Access to the northeast was difficult until the Mururani–Rundu road was built in the early 1960s. Settlement along the road increased dramatically once boreholes were established. Today, there is a near-continuous ribbon of settlements between Mururani and Rundu. To the east and south of Mangetti, 30 farms of around 8,000 hectares each were allocated to politically connected individuals in 1992, and supplied with boreholes. Meanwhile, a public road is being constructed along Mangetti’s eastern border, with the result that the park is now completely wedged between farms and roads.
What is today Mangetti is said to have been a traditional hunting area for the Kwangali monarchy. The area was set aside for an agricultural project by the South African administration as part of homeland development, yet its limited farming potential later led to it being transferred to the Department of Nature Conservation. The block was fenced in 1973–74 as a game camp, with a plan to generate income for the Kavango Administration through game breeding and trophy hunting.
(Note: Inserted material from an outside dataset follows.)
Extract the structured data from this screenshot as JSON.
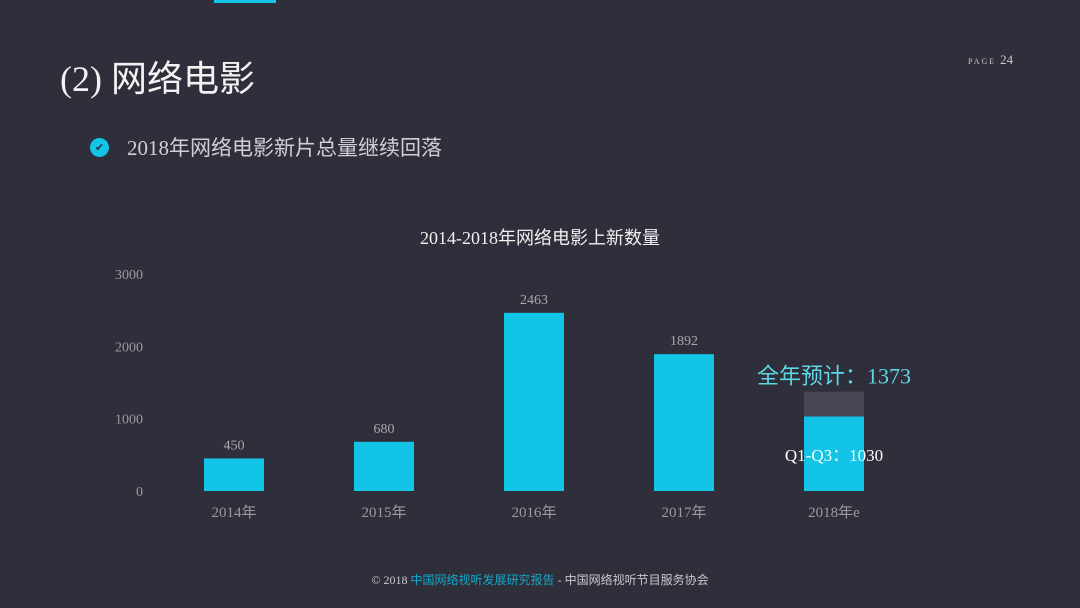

After independence, the land was transferred to the MET under the aegis of the Mangetti Management Committee. The local community first requested that it be proclaimed as a jointly managed park in 1992. These efforts were taken up again 10 years later by the Kwangali King, and Mangetti National Park was approved by Cabinet in 2008. In keeping with the initial concept, the park is jointly managed by the MET, the traditional authority and the Kavango West Regional Council.
The park is named after the mangetti tree, Schinziophyton rautanenii. Few specimens of this impressive tree grow in the park, but it is a widespread and locally common species in the region. People collect the fruits to make a porridge out of the flesh. The small kernels, though encased in an extremely hard shell, make a fine oil. The fruits are also eaten by elephants and various smaller animals
Mangetti was securely fenced over the past decade and an attractive entrance has been built, yet it is a park still in the making. There are currently no facilities, and a tourism route was only recently mapped, which covers much of the park in a meandering loop. With few visitors, most revenue is currently generated through conservation hunting.
Camera traps have been installed at the water points to monitor wildlife, with a particular focus on wild dog, which have an uncertain future in the small park. While animals such as elephant and lion have disappeared, a variety of other species have been brought back. Common impala, giraffe, plains zebra, kudu and gemsbok have all been translocated here, and there is hope of reintroducing white rhino.